There is a ceiling to how much initial education we can provide the paramedics of the future without requiring a degree, and we’re bumping against it now. Unfortunately, EMS has an institutional love of cool toys and procedures, but a loathing of more education to utilize them appropriately. Don’t look for that to change in 2018.
Outside the box patient transport
2017 saw several large EMS agencies form partnerships with on-demand transportation services like Uber and Lyft to transport low-acuity patients, including to some non-hospital destinations. With system demand and call volume steadily increasing, while the dismantling of Affordable Care Act and falling tax revenues threaten ambulance reimbursement, agencies are starting to think outside the box when it comes to triage and transporting patients. Look for this trend to continue in 2018.
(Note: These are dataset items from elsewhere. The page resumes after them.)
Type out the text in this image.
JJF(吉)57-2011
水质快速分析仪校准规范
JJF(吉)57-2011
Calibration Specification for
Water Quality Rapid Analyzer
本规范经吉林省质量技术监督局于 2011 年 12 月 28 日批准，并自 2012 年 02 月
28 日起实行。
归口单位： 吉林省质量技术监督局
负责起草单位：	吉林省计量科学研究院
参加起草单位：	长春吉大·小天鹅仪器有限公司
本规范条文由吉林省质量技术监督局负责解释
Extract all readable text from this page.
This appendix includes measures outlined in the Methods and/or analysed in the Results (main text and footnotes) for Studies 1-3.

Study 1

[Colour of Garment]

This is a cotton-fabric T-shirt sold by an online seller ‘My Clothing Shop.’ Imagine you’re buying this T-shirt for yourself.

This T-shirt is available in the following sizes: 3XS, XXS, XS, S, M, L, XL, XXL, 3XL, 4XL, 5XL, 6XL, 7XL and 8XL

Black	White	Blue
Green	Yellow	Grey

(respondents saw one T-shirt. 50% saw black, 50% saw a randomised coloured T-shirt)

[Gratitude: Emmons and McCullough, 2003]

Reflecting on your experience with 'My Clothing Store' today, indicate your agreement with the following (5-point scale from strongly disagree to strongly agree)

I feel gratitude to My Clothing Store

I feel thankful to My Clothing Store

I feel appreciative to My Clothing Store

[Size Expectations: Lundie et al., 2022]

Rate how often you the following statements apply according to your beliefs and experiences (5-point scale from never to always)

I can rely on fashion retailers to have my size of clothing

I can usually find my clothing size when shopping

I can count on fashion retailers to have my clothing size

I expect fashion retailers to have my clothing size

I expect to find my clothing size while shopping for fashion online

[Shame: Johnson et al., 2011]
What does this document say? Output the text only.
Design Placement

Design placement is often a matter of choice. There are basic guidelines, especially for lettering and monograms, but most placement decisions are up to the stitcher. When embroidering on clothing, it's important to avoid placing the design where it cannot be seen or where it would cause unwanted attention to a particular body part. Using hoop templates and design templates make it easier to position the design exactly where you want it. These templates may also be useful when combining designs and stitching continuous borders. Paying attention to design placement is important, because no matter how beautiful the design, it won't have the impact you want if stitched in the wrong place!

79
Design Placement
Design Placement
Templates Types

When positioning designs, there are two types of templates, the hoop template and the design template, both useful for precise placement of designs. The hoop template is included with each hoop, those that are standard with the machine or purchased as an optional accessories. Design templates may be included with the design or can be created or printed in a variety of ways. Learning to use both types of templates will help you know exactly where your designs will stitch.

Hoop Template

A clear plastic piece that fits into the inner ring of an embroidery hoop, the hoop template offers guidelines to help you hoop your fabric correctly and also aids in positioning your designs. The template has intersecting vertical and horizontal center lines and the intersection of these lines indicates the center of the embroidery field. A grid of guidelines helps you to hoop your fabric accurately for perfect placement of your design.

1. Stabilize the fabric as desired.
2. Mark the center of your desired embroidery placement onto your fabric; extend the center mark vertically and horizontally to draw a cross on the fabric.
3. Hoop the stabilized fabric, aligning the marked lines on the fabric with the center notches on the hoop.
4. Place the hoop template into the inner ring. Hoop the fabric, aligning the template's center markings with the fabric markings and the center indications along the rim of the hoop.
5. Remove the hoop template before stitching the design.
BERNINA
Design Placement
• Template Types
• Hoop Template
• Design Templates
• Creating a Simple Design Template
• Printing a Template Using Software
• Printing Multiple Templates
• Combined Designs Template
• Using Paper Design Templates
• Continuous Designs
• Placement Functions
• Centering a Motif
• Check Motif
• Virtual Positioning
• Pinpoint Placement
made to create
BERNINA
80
Lastly, 2017 saw a continuation of the drug shortages we’ve seen for the past decade. Naloxone demand far exceeded supply, and manufacturers of numerous drugs experienced production shortfalls. The latest is a nationwide shortage of, of all things, normal saline. The problem isn’t in distilling the fluids, it’s that many of the IV bags were manufactured in Puerto Rico, which is still recovering from the devastation of Hurricane Maria. Expect more of the same in 2018.
Well, that’s the year that was 2017, and a look ahead to 2018. I wish you all Happy Holidays, and a 2018 that is more Mary Ann than Ginger!